その時のネアスの様子を思い出し、会話の内容を反すうすると……うん、まあ八歳の子供がペットの竜を自分の赤ちゃんだとか言うわけないか。
「そろそろよろしいかしら?陛下も時間をとってくださっているのだから、本題に戻りますわよ」
『あい』
狭い額を爪の生えた指先ですりすりしながら陛下に揃って向き直る。お嬢さまの気概は述べた通りだけれど、それで陛下の心向きが変わったと決まったわけじゃないんだし。説得と交渉は続けねば。
「陛下!陛下!」
……ってところだったんだけれど、先ほどお茶をとりに部屋を出て行ったマージェルおねーさんのものと思われる駆け足の音に続き、部屋の前で流石に立ち止まって外から呼ばわる声に、お嬢さまは開きかけた口をそのままにして、わたしと視線を交わしてた。何ごとがあったのだろうか、と。

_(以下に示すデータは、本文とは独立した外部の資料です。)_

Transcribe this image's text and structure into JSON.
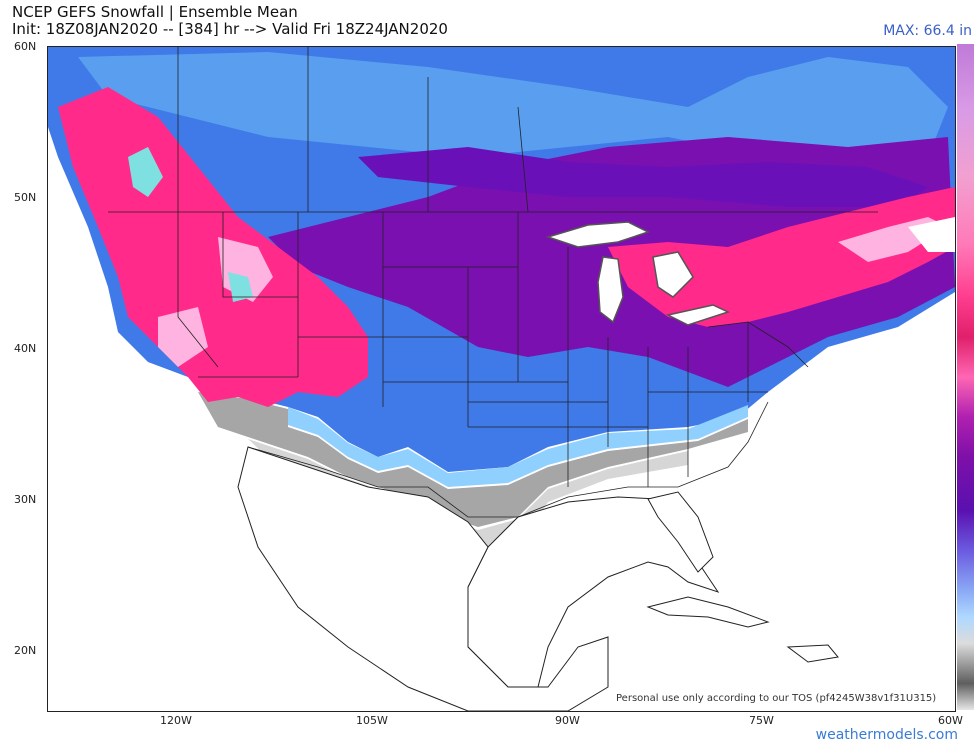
{
  "header": {
    "title_line1": "NCEP GEFS Snowfall | Ensemble Mean",
    "title_line2": "Init: 18Z08JAN2020 -- [384] hr --> Valid Fri 18Z24JAN2020",
    "max_value": "MAX: 66.4 in"
  },
  "axes": {
    "lat_labels": [
      "60N",
      "50N",
      "40N",
      "30N",
      "20N"
    ],
    "lon_labels": [
      "120W",
      "105W",
      "90W",
      "75W",
      "60W"
    ]
  },
  "footer": {
    "tos": "Personal use only according to our TOS (pf4245W38v1f31U315)",
    "brand": "weathermodels.com"
  },
  "colors": {
    "heavy_snow": "#ff2a8a",
    "mod_snow": "#7a10b0",
    "light_snow": "#3f7ae8",
    "trace_snow": "#8fd0ff",
    "dusting": "#9a9a9a",
    "land": "#ffffff"
  }
}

「マージェル、何事だ。男爵家の令嬢ともあろう者が騒がしい」
ただ陛下はひどく緊張した面持ちになり、わたしとお嬢さまの背後の扉を睨むように側仕えしてる男装の令嬢をたしなめると、すぐ部屋に入るように伝えた。
そしてそれを待てないみたいな勢いで扉が開くと、息せき切ったマージェルおねーさんは、こう怒鳴るように伝えたのだ。
「凶報にございます!カルダナの兵が……国境を越えました……」
凶報には違いない。わたしもお嬢さまも、そう聞いて息を呑むしかなかったのだけれど、陛下の方はただ、
「……そうか」
と固い声で押し殺すように言うと、組んだ両手を口の前に当て、それがためにその表情をうかがうことが難しくなったのだった。